Why write about the uncanny? Sigmund Freud described the uncanny as ‘not the strange, but the familiar become strange’, and since I last wrote a blog for Luna about our upcoming anthology Uncanny Bodies, this definitely feels like a state of mind that we can recognise. Because of corona, everyone’s lives have been transformed in a miriad of ways we are only perhaps beginning to come to terms with. What was normal and unremarkable is now a possible threat. What we took for granted has been taken away from us. So, although the concept of the uncanny is over a hundred years old, it has no problems with staying up to date.
This anthology was motivated by a desire to bring together creative writers and academics in humanities to explore the uncanny and its relation to the environment, to illness and to our own (human and non-human) bodies. (The earlier blog has a complete list of our contributors.)
Because the uncanny can’t easily be categorised, the editors thought it was appropriate to encourage our contributors to go beyond their usual modes of thinking and writing, and explore new ways of expressing themselves.
The resulting anthology has a wonderful mixture of poems, short stories, dramatic dialogues and academic essays.

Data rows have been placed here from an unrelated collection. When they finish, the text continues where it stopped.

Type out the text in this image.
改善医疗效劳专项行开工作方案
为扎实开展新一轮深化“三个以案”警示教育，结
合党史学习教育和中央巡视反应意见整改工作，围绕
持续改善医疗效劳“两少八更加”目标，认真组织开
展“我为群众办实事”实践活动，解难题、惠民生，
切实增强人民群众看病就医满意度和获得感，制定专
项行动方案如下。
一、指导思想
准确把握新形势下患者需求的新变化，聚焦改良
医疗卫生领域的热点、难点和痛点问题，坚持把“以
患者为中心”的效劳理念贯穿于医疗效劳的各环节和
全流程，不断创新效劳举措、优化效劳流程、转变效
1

The last is truly remarkable in the way the academic authors have taken risks and blended together different ways of expressing their ideas, drawing on their own lives and using non-academic modes of expression such as poems.
As one of the three editors (along with Drs Gill Haddow and Fadhila Mazanderani) I’m proud of all the work we’re presenting in ‘Uncanny Bodies’ and in future blogs I’m going to be discussing how the anthology explores different aspects of the uncanny.